Tuesday, September 11, 2007

On Britney Spears As A Sociological Phenomenon

Spears tried to do a comeback of some sort, I understand, and failed miserably:

Some blame the outfit. Others point a finger at Sarah Silverman. Still others question MTV's judgment in the first place to open the show with Britney Spears.

But whatever the reason, the pop star's lackluster performance of her new single "Gimme More" is getting universally bashed the day after her supposed "comeback" in a sparkly black bikini and blonde weave on Sunday's Video Music Awards.

Then there is this blog post, with a picture which seems to show a broken heel in Spears' boot:

Britney's heel was broken. Pictured here, you can tell it's bent to the side. Her fat ass thunda thighs sexy legs were too much for it.

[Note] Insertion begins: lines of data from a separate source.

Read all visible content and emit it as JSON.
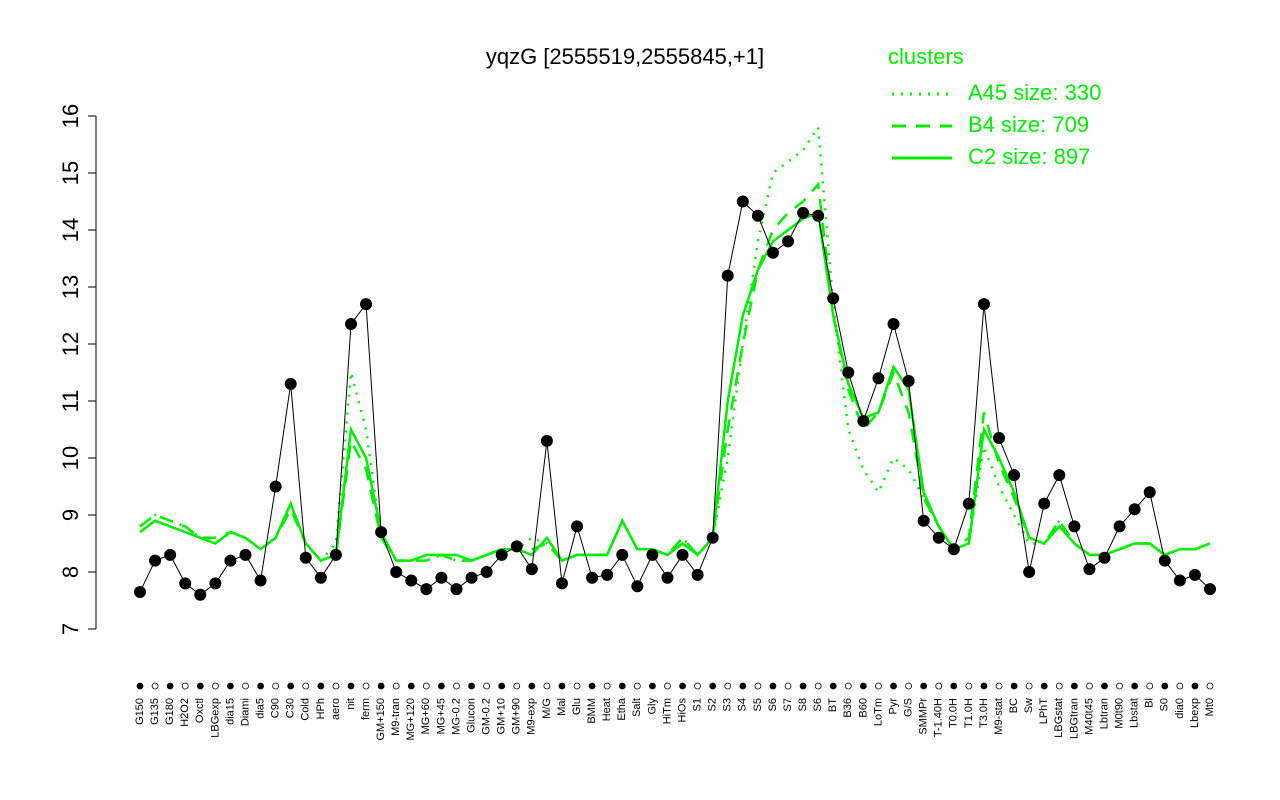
{
  "chart_data": {
    "type": "line",
    "title": "yqzG [2555519,2555845,+1]",
    "legend_title": "clusters",
    "legend": "top-right",
    "categories": [
      "G150",
      "G135",
      "G180",
      "H2O2",
      "Oxctl",
      "LBGexp",
      "dia15",
      "Diami",
      "dia5",
      "C90",
      "C30",
      "Cold",
      "HPh",
      "aero",
      "nit",
      "ferm",
      "GM+150",
      "M9-tran",
      "MG+120",
      "MG+60",
      "MG+45",
      "MG-0.2",
      "Glucon",
      "GM-0.2",
      "GM+10",
      "GM+90",
      "M9-exp",
      "M/G",
      "Mal",
      "Glu",
      "BMM",
      "Heat",
      "Etha",
      "Salt",
      "Gly",
      "HiTm",
      "HiOs",
      "S1",
      "S2",
      "S3",
      "S4",
      "S5",
      "S6",
      "S7",
      "S8",
      "S6",
      "BT",
      "B36",
      "B60",
      "LoTm",
      "Pyr",
      "G/S",
      "SMMPr",
      "T-1.40H",
      "T0.0H",
      "T1.0H",
      "T3.0H",
      "M9-stat",
      "BC",
      "Sw",
      "LPhT",
      "LBGstat",
      "LBGtran",
      "M40t45",
      "Lbtran",
      "M0t90",
      "Lbstat",
      "Bl",
      "S0",
      "dia0",
      "Lbexp",
      "Mt0"
    ],
    "values": [
      7.65,
      8.2,
      8.3,
      7.8,
      7.6,
      7.8,
      8.2,
      8.3,
      7.85,
      9.5,
      11.3,
      8.25,
      7.9,
      8.3,
      12.35,
      12.7,
      8.7,
      8.0,
      7.85,
      7.7,
      7.9,
      7.7,
      7.9,
      8.0,
      8.3,
      8.45,
      8.05,
      10.3,
      7.8,
      8.8,
      7.9,
      7.95,
      8.3,
      7.75,
      8.3,
      7.9,
      8.3,
      7.95,
      8.6,
      13.2,
      14.5,
      14.25,
      13.6,
      13.8,
      14.3,
      14.25,
      12.8,
      11.5,
      10.65,
      11.4,
      12.35,
      11.35,
      8.9,
      8.6,
      8.4,
      9.2,
      12.7,
      10.35,
      9.7,
      8.0,
      9.2,
      9.7,
      8.8,
      8.05,
      8.25,
      8.8,
      9.1,
      9.4,
      8.2,
      7.85,
      7.95,
      7.7
    ],
    "color": "#000000",
    "series": [
      {
        "name": "A45 size: 330",
        "color": "#00ee00",
        "dash": "dotted",
        "values": [
          8.8,
          9.0,
          8.9,
          8.8,
          8.6,
          8.5,
          8.7,
          8.6,
          8.4,
          8.6,
          9.2,
          8.5,
          8.2,
          8.5,
          11.5,
          10.5,
          8.6,
          8.2,
          8.2,
          8.2,
          8.3,
          8.2,
          8.2,
          8.3,
          8.4,
          8.4,
          8.6,
          8.5,
          8.2,
          8.3,
          8.3,
          8.3,
          8.9,
          8.4,
          8.4,
          8.3,
          8.6,
          8.3,
          8.6,
          10.0,
          12.0,
          13.8,
          15.0,
          15.2,
          15.4,
          15.8,
          12.7,
          10.5,
          9.8,
          9.4,
          10.0,
          9.8,
          9.3,
          8.8,
          8.4,
          8.5,
          10.2,
          9.5,
          9.0,
          8.5,
          8.5,
          8.9,
          8.5,
          8.3,
          8.3,
          8.4,
          8.5,
          8.5,
          8.3,
          8.4,
          8.4,
          8.5
        ]
      },
      {
        "name": "B4 size: 709",
        "color": "#00ee00",
        "dash": "dashed",
        "values": [
          8.8,
          9.0,
          8.9,
          8.8,
          8.6,
          8.6,
          8.7,
          8.6,
          8.4,
          8.6,
          9.1,
          8.5,
          8.2,
          8.3,
          10.3,
          9.8,
          8.6,
          8.2,
          8.2,
          8.2,
          8.3,
          8.2,
          8.2,
          8.3,
          8.4,
          8.4,
          8.4,
          8.5,
          8.2,
          8.3,
          8.3,
          8.3,
          8.9,
          8.4,
          8.4,
          8.3,
          8.6,
          8.3,
          8.6,
          10.5,
          12.0,
          13.3,
          14.0,
          14.3,
          14.5,
          14.8,
          12.5,
          11.2,
          10.5,
          10.8,
          11.5,
          10.8,
          9.3,
          8.8,
          8.4,
          8.6,
          10.8,
          9.9,
          9.3,
          8.6,
          8.5,
          8.9,
          8.5,
          8.3,
          8.3,
          8.4,
          8.5,
          8.5,
          8.3,
          8.4,
          8.4,
          8.5
        ]
      },
      {
        "name": "C2 size: 897",
        "color": "#00ee00",
        "dash": "solid",
        "values": [
          8.7,
          8.9,
          8.8,
          8.7,
          8.6,
          8.5,
          8.7,
          8.6,
          8.4,
          8.6,
          9.2,
          8.5,
          8.2,
          8.3,
          10.5,
          10.0,
          8.7,
          8.2,
          8.2,
          8.3,
          8.3,
          8.3,
          8.2,
          8.3,
          8.4,
          8.4,
          8.3,
          8.6,
          8.2,
          8.3,
          8.3,
          8.3,
          8.9,
          8.4,
          8.4,
          8.3,
          8.5,
          8.3,
          8.6,
          11.0,
          12.5,
          13.3,
          13.8,
          14.0,
          14.2,
          14.3,
          12.5,
          11.3,
          10.7,
          10.8,
          11.6,
          11.2,
          9.4,
          8.8,
          8.4,
          8.5,
          10.5,
          10.0,
          9.4,
          8.6,
          8.5,
          8.8,
          8.5,
          8.3,
          8.3,
          8.4,
          8.5,
          8.5,
          8.3,
          8.4,
          8.4,
          8.5
        ]
      }
    ],
    "ylim": [
      7,
      16
    ],
    "yticks": [
      7,
      8,
      9,
      10,
      11,
      12,
      13,
      14,
      15,
      16
    ]
  }
}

Let's move up a notch, to the august New York Times:

MTV has always tried to pump up its annual Video Music Awards with momentous live performances. But in an era when fans can watch concerts on their cellphones and spy on hours-old gigs by way of YouTube, it's harder than ever to arrange a performance that feels like a big deal.

That's where Britney Spears comes in. Thanks to her annus horribilis — or, more accurately, anni horribiles — she was one of the most anticipated V.M.A. performers in years. Voyeurs around the world were ready to see a fallen star back onstage.

She didn't disappoint: she was awful. Visibly nervous, she tottered around the stage, dancing tentatively and doing nothing that sounded or looked like real live singing. It's too bad, because the song itself, "Gimme More," is a pleasant surprise: brash and sleek and unapologetic. But Sunday's performance in Las Vegas didn't seem very likely to stem the tide of mean-spirited jokes about Ms. Spears.

Sure enough, when it was over, Sarah Silverman, the host, smiled cruelly and said, "She is amazing! I mean, she is 25 years old and she's already accomplished ... everything she's going to accomplish in life."

All over the cyberspace I kept reading about Britney. Her fatness, her poor parenting skills, her lack of talent, her puffiness and her stupidity. It was a free-for-all, and the justification for all that is that she puts herself out there and has loads of money. Because of that fame and that money we are entitled to use her as the object of all the scorn we can muster about money, wealth, fame and especially about women.

Paris Hilton provokes very similar commentary. Money, perceived lack of talent and a desperate search for self-destruction seems to be right recipe. That these objects of socially sanctioned ridicule are both young women may be a coincidence.

What am I trying to say here? That I'm holier-than-thou and would not join in the Britney-bashing? Not really. But I'm wondering what it is that drives the scorn and ridicule and even anger. What is it that we are directing in the direction of Spears or Hilton? Where should it really be directed? Neither of these young women has much real power over our lives.

I'm also surprised to find so much fat-bashing in this context. There is no medical index on which Spears would be found overweight, but many, many comments about her were about obesity. Is it the fear of being even a pound over some socially decreed limit here that pushes out those statements? Or is this one of those unintended side-effects of the new publicity drive to make overweight Americans lose weight? The recalibration of what is overweight for women, so that being more than a stick figure is a sign of a moral collapse?

This is the picture the New York Times article had on Spears:

Why is she wearing underwear on stage? That was the smarmy Church Lady question, of course, but it is an important one to ask. Because she is selling sex, and to sell sex now requires wearing underwear on stage, pretty much. But wearing underwear is something that makes people look vulnerable and a little bit silly, too. Especially if the performance bombs otherwise.